The simple and frustrating (for the Religious Right) truth is that absolutely none of the claims of the the Right to Lifers or of Terri's parents have been borne out. The autopsy proved beyond doubt that Terri could not see them, despite the eye movements that were shown on the now infamous videotape. She was blind. Her brain had shrunk to half the size of a normal brain, so she could not be relating to her family, as her parents claimed. There was no hope of her recovering. And there was no proof that Michael had ever abused her, which became a popular claim by the wacky Right.
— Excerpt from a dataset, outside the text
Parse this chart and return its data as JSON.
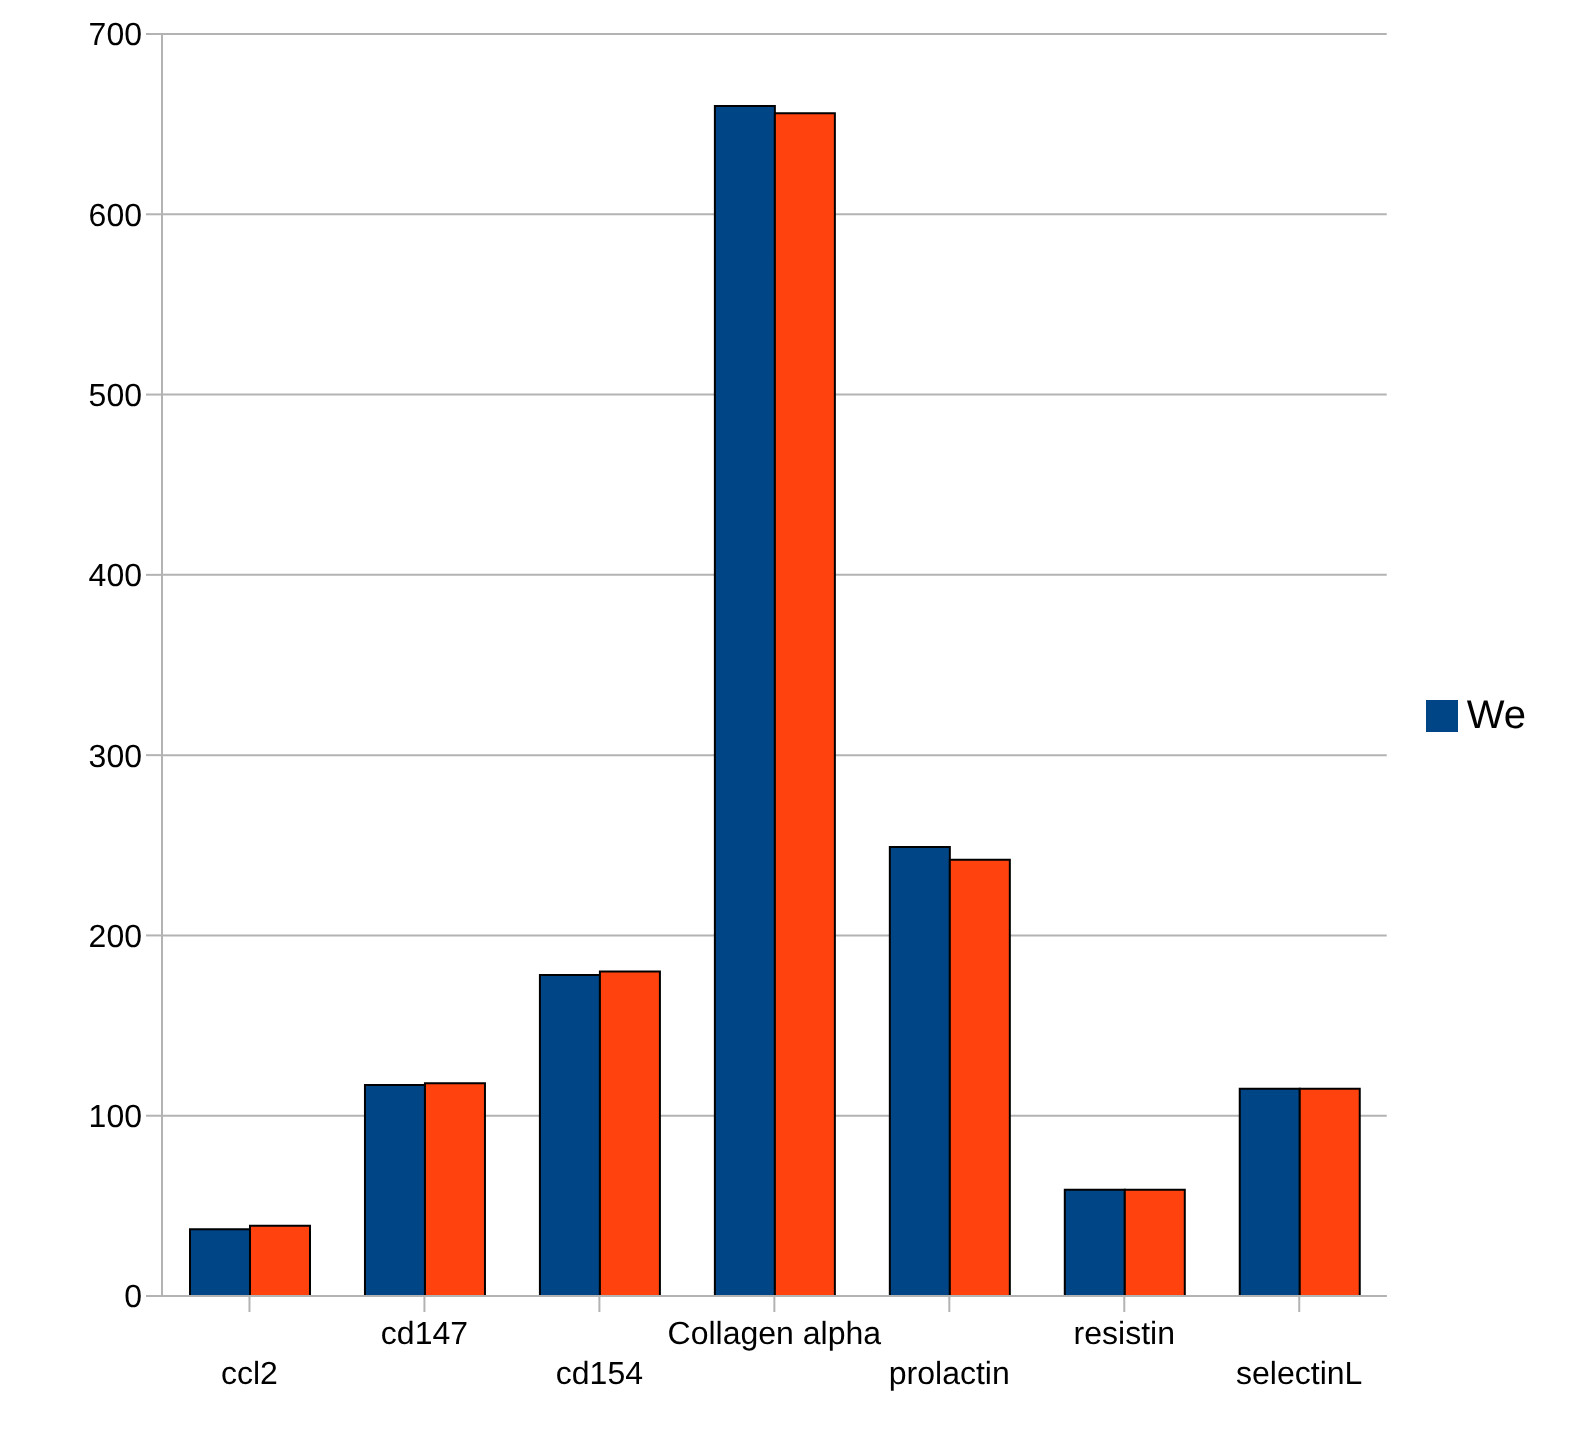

They lied. They lied through their teeth, every one of them. They've been caught red-handed in their lies. The only way they can deflect it is by starting still another investigation that casts more doubts on Michael Schiavo. They are using misdirection to put suspicion on him so that people won't focus on their own false claims which have been exposed by this autopsy.
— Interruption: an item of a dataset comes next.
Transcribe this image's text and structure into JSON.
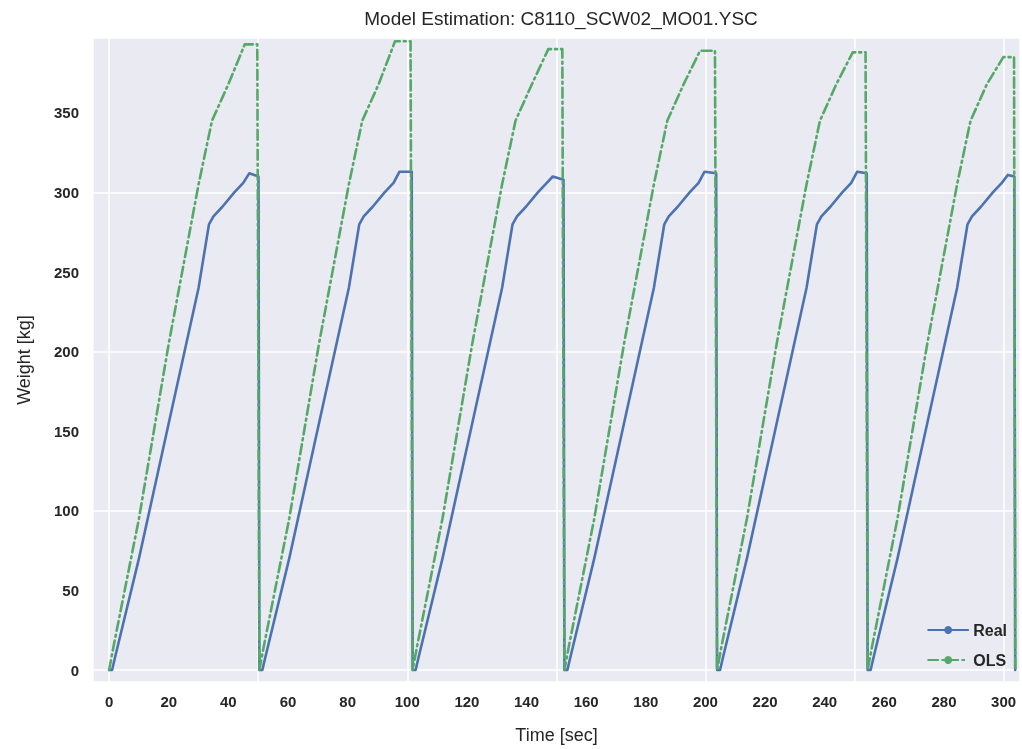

Indeed, when the autopsy first was released, the media went after Senate Majority Leader Bill Frist, who is also a heart surgeon, for offering a diagnose that Terri Schiavo was not in a persistent vegetative state, based on the video tape. How convenient that now the spotlight is on what Michael Schiavo did or did not do while in a state of confusion and panic in the middle of the night and not on the professionally unbecoming behavior of a licensed physician. This is the medical equivalent of the Swift Boat slurs and falsehoods against John Kerry during the presidential elections. When their own falsehoods are discovered, these are the type people who attack and sling mud and vicious lies every time. It's simply their modus operandi

So, in Jeb Bush's Florida, unfortunately, the rules are still different. However, in the rest of the country, the rules of common decency still apply. And Jeb Bush and his right wing Evangelical supporters have violated every one of them.